In response to the revelation about the approbation written for Amsallem’s book, Mazuz had specifically written that “a valid conversion is only through a sincere acceptance of all the commandments in order to fulfill them.”
The issue of conversion is an extremely contentious topic in religious politics at present, due to a law passed in November by the government, which broadens access to conversion by allowing municipal chief rabbis to establish their own conversion courts.
Proponents of the law would like to see greater numbers of the 330,000 non-Jewish Israeli citizens from the former Soviet Union convert, so as to reduce inter-faith marriages in Israel.
Advocates of the new conversion law have encouraged rabbis who adopt the approach outlined by Mazuz that a convert only need accept the commandments in general, to establish their own conversion courts to increase conversions from the immigrant community.
Chief Rabbis Yitzhak Yosef and David Lau are however, resolutely opposed to the law, as is the haredi political leadership along with many hardline national-religious rabbis and their political representatives.

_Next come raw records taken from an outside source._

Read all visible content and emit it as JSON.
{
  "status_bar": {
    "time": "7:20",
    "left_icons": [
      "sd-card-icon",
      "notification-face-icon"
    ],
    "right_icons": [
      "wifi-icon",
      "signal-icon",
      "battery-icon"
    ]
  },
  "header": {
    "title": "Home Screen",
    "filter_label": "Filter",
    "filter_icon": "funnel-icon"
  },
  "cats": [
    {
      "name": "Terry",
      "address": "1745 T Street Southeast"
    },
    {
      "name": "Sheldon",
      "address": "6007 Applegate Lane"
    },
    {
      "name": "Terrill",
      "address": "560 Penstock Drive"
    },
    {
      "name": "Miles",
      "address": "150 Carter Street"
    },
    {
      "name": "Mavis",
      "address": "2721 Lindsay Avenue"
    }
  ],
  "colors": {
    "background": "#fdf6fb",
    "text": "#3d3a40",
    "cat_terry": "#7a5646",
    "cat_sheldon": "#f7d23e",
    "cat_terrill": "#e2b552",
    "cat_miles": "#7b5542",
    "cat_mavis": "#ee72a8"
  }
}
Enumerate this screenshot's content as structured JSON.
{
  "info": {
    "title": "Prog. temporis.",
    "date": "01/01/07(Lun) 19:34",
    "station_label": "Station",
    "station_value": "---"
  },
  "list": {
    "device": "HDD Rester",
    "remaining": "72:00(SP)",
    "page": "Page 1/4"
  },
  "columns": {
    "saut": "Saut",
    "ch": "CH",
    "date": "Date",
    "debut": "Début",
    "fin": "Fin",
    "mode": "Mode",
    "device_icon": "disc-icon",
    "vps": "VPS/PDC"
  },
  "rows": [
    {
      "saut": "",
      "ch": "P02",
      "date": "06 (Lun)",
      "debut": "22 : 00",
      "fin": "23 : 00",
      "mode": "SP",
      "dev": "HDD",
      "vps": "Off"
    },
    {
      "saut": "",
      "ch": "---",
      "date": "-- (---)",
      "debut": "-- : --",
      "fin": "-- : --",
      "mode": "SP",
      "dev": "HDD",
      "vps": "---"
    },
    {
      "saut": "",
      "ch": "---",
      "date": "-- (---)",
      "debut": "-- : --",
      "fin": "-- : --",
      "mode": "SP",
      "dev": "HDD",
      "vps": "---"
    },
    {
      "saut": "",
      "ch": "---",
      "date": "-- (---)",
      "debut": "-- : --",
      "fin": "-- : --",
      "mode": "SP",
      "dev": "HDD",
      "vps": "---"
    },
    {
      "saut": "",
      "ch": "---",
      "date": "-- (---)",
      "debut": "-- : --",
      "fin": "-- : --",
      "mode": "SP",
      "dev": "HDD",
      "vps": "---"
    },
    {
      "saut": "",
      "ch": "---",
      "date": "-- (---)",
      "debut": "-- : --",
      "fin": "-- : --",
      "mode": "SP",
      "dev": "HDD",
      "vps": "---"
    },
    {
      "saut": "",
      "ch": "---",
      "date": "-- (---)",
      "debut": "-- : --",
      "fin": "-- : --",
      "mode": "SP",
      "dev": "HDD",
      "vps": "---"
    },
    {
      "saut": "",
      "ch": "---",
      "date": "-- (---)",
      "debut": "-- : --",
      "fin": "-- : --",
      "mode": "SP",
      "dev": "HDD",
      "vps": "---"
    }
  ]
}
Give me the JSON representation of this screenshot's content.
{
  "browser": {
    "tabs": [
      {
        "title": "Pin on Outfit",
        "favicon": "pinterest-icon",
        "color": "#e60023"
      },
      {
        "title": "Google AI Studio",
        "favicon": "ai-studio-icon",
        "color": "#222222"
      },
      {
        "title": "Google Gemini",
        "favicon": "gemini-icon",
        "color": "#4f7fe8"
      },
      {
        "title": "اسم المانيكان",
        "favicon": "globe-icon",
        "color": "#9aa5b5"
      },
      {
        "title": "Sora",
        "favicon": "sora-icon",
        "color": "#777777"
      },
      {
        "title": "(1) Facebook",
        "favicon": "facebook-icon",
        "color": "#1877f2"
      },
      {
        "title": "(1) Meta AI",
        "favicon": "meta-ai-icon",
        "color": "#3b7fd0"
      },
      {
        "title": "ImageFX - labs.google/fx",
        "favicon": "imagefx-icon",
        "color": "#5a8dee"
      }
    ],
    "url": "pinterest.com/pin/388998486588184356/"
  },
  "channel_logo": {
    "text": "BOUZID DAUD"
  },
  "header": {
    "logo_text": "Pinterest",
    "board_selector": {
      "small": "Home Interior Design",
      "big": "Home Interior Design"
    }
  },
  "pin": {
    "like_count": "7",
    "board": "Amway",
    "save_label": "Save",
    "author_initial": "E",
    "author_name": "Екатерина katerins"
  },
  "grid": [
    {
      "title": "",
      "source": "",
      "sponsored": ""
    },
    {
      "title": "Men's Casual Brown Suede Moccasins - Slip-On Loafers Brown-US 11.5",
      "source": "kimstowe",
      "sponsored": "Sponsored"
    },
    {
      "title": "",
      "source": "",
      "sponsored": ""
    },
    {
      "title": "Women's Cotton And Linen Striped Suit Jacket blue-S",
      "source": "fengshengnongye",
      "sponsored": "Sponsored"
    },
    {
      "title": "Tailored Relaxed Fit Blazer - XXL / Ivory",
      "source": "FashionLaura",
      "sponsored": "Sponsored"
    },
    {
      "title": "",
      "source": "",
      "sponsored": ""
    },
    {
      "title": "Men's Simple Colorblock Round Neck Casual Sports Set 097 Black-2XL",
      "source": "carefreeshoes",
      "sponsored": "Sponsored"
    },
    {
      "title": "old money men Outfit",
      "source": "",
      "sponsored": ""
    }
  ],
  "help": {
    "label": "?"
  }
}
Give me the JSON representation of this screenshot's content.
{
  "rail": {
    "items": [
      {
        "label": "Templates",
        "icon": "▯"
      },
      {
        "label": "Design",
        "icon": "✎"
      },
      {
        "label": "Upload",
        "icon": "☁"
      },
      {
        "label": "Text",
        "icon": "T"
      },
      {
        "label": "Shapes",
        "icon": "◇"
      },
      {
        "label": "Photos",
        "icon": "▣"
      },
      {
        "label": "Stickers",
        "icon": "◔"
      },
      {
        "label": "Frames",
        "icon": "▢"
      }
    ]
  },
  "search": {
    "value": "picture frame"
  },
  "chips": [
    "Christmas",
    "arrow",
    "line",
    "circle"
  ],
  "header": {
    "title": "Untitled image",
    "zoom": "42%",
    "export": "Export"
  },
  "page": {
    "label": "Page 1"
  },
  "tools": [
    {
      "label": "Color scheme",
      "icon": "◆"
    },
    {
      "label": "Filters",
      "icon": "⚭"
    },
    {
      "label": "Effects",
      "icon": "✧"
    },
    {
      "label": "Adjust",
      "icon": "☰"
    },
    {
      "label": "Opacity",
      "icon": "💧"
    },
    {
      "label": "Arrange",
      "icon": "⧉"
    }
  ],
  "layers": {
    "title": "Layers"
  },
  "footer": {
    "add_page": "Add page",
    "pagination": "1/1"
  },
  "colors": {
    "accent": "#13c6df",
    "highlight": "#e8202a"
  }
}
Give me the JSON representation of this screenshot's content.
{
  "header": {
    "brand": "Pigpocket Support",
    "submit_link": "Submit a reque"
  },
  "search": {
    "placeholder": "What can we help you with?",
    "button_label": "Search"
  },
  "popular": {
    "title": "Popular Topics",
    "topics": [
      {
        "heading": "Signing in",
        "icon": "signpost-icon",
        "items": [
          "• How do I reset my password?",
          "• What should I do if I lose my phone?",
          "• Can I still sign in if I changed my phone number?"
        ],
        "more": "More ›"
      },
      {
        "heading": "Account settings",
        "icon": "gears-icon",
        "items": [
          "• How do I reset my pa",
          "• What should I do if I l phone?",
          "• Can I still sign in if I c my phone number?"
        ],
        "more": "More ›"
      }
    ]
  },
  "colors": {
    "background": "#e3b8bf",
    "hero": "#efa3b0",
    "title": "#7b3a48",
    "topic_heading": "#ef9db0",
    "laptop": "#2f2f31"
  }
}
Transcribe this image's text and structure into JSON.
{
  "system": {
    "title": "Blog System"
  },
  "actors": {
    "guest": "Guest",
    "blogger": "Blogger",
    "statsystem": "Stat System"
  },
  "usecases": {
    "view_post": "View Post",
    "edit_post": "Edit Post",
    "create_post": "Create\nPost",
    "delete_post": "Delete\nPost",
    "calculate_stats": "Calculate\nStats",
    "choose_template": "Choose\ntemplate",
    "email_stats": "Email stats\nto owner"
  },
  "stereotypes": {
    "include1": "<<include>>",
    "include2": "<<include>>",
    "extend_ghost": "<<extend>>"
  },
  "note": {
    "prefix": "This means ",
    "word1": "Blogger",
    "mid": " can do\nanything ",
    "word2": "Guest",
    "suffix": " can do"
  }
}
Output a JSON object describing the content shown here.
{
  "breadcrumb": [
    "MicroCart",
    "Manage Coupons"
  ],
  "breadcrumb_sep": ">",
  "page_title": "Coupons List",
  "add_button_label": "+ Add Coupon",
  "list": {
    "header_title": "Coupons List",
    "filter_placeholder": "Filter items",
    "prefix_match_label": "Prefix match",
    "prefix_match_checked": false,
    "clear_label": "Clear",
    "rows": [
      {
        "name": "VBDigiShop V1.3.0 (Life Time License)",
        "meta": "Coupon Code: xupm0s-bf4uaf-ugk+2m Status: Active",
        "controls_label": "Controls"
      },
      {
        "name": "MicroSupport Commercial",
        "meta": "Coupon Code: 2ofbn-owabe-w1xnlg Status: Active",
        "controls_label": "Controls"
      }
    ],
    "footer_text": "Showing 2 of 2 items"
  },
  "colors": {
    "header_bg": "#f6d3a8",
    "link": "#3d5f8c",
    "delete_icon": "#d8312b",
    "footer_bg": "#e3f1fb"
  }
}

Among those are Rabbi Dov Lior, one of the most influential of the hardline national- religious rabbis, who has backed the Yahad party and has publicly condemned the conversion law, even blaming the abduction and murder last summer of Naftali Fraenkel, Gil-ad Shaer and Eyal Yifrah on the new law.
Should Yahad pass the electoral threshold, the issue of the conversion law could divide opinion within the party if Mazuz stands by his written position.
Lenient viewpoints on conversion are controversial in the haredi world since it is an extremely sensitive topic with many haredi rabbis adopting strict interpretations of Jewish law regrading converts, out of fear of that if conversions are not performed properly they could be lead to inter-faith marriages if the convert is erroneously accepted.
If Mazuz is labeled as lenient on conversion it could delegitimize his standing in the haredi world, posing a political problem for Yahad in its search for votes among the haredim.